What happens when page_dirtied becomes large and dirty_quota has to
wrap to allow further progress?

> +
> +	run->exit_reason = KVM_EXIT_DIRTY_QUOTA_EXHAUSTED;
> +	run->dirty_quota_exit.count = pages_dirtied;
> +	run->dirty_quota_exit.quota = dirty_quota;
> +	return 0;
> +}
> +
>  /*
>   * Some of the bitops functions do not support too long bitmaps.
>   * This number must be determined not to exceed such limits.
> diff --git a/include/linux/kvm_types.h b/include/linux/kvm_types.h
> index dceac12c1ce5..7f42486b0405 100644
> --- a/include/linux/kvm_types.h
> +++ b/include/linux/kvm_types.h
> @@ -106,6 +106,7 @@ struct kvm_vcpu_stat_generic {
>  	u64 halt_poll_fail_hist[HALT_POLL_HIST_COUNT];
>  	u64 halt_wait_hist[HALT_POLL_HIST_COUNT];
>  	u64 blocking;
> +	u64 pages_dirtied;
>  };
>  
>  #define KVM_STATS_NAME_SIZE	48
> diff --git a/include/uapi/linux/kvm.h b/include/uapi/linux/kvm.h
> index 507ee1f2aa96..1d9531efe1fb 100644
> --- a/include/uapi/linux/kvm.h
> +++ b/include/uapi/linux/kvm.h
> @@ -270,6 +270,7 @@ struct kvm_xen_exit {
>  #define KVM_EXIT_X86_BUS_LOCK     33
>  #define KVM_EXIT_XEN              34
>  #define KVM_EXIT_RISCV_SBI        35
> +#define KVM_EXIT_DIRTY_QUOTA_EXHAUSTED 36
>  
>  /* For KVM_EXIT_INTERNAL_ERROR */
>  /* Emulate instruction failed. */
> @@ -487,6 +488,11 @@ struct kvm_run {
>  			unsigned long args[6];
>  			unsigned long ret[2];
>  		} riscv_sbi;
> +		/* KVM_EXIT_DIRTY_QUOTA_EXHAUSTED */
> +		struct {
> +			__u64 count;
> +			__u64 quota;
> +		} dirty_quota_exit;
>  		/* Fix the size of the union. */
>  		char padding[256];
>  	};
> @@ -508,6 +514,12 @@ struct kvm_run {
>  		struct kvm_sync_regs regs;
>  		char padding[SYNC_REGS_SIZE_BYTES];
>  	} s;
> +	/*
> +	 * Number of pages the vCPU is allowed to have dirtied over its entire
> +	 * liftime.  KVM_RUN exits with KVM_EXIT_DIRTY_QUOTA_EXHAUSTED if the

lifetime

> +	 * quota is reached/exceeded.
> +	 */
> +	__u64 dirty_quota;

How is the feature detected from userspace?
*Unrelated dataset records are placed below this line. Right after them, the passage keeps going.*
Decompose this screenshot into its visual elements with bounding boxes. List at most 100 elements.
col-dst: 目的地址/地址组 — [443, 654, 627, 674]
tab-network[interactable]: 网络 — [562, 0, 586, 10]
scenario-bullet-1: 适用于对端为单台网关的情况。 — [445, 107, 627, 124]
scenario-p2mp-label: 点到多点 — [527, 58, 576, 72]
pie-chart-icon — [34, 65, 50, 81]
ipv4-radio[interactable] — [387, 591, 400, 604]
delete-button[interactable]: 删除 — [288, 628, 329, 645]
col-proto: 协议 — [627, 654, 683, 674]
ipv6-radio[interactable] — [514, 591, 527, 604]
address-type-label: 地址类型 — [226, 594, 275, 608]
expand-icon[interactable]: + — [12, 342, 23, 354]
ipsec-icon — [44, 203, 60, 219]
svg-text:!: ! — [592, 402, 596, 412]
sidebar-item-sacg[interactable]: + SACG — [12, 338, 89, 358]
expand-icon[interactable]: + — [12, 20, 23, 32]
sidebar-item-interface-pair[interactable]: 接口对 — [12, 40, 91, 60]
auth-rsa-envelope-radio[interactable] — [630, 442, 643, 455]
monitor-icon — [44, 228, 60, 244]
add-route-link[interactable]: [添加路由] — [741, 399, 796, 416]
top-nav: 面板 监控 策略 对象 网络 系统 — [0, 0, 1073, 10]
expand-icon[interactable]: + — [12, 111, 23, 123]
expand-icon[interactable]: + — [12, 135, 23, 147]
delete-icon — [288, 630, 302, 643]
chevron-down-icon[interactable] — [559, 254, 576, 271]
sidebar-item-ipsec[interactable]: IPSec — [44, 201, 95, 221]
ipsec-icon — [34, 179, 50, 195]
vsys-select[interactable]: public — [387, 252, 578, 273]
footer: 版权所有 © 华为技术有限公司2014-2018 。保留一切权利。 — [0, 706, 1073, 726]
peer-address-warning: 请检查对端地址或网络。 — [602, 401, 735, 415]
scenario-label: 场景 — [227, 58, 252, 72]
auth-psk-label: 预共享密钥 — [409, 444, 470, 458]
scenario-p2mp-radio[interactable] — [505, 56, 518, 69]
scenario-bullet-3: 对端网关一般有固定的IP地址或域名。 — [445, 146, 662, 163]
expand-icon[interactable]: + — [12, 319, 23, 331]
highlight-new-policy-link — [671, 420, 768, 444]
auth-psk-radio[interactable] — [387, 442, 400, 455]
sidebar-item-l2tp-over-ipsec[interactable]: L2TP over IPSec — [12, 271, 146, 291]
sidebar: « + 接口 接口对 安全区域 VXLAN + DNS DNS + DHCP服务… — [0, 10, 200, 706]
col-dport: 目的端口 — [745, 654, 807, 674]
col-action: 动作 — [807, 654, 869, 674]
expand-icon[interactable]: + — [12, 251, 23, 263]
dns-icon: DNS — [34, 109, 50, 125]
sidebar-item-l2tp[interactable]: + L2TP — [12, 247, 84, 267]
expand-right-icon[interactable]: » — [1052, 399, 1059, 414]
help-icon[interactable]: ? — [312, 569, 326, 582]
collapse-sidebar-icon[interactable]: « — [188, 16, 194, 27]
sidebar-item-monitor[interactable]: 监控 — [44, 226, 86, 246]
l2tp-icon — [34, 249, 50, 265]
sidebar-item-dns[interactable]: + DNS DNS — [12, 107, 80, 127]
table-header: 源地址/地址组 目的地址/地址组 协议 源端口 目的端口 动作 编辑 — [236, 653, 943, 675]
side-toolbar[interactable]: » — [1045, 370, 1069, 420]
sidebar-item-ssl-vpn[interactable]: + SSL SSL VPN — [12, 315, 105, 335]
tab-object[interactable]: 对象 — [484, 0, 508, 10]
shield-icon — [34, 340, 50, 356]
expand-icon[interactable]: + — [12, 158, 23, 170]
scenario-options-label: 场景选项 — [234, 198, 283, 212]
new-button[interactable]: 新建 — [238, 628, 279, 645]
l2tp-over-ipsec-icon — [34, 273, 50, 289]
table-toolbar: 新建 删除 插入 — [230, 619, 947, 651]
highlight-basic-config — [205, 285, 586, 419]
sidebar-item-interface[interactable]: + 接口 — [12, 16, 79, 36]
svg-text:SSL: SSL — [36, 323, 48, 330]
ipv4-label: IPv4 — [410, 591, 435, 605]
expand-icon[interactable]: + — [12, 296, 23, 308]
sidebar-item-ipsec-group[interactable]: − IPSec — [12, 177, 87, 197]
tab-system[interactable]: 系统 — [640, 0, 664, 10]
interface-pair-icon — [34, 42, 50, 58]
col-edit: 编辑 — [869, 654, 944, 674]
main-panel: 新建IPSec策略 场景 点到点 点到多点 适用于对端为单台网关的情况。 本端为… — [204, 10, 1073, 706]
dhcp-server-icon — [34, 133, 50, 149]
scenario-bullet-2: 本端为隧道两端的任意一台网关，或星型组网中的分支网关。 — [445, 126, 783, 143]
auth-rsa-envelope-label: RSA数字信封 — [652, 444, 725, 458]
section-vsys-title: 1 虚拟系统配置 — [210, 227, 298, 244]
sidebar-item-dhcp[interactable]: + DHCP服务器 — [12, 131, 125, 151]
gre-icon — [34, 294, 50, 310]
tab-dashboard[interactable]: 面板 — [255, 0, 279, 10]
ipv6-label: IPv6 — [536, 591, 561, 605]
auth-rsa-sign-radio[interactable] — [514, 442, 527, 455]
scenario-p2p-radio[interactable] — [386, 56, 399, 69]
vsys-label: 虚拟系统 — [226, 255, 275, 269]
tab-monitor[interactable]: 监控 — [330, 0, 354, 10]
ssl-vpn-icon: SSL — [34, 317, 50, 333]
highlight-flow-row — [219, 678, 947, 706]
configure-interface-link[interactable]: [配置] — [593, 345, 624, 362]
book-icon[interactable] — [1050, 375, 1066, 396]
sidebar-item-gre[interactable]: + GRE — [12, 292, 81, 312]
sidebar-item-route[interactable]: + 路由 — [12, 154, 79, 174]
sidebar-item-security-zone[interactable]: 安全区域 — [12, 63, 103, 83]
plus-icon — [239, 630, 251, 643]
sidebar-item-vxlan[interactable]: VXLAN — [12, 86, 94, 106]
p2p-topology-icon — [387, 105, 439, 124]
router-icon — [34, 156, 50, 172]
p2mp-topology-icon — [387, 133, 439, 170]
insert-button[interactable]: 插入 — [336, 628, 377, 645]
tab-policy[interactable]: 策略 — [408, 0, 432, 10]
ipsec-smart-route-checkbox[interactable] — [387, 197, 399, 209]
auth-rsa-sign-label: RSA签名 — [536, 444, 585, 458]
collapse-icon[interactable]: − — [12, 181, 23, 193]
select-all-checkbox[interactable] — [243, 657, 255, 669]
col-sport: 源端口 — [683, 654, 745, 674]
I don't see how it can
make use of it without knowing about it the first place.

>  };
>  
>  /* for KVM_REGISTER_COALESCED_MMIO / KVM_UNREGISTER_COALESCED_MMIO */
> diff --git a/virt/kvm/kvm_main.c b/virt/kvm/kvm_main.c
> index 0afc016cc54d..041ab464405d 100644
> --- a/virt/kvm/kvm_main.c
> +++ b/virt/kvm/kvm_main.c
> @@ -3163,7 +3163,12 @@ void mark_page_dirty_in_slot(struct kvm *kvm,
>  		return;
>  #endif
>  
> -	if (memslot && kvm_slot_dirty_track_enabled(memslot)) {
> +	if (!memslot)
> +		return;
> +
> +	vcpu->stat.generic.pages_dirtied++;
> +
> +	if (kvm_slot_dirty_track_enabled(memslot)) {
>  		unsigned long rel_gfn = gfn - memslot->base_gfn;
>  		u32 slot = (memslot->as_id << 16) | memslot->id;
>  

Thanks,

	M.

-- 
Without deviation from the norm, progress is not possible.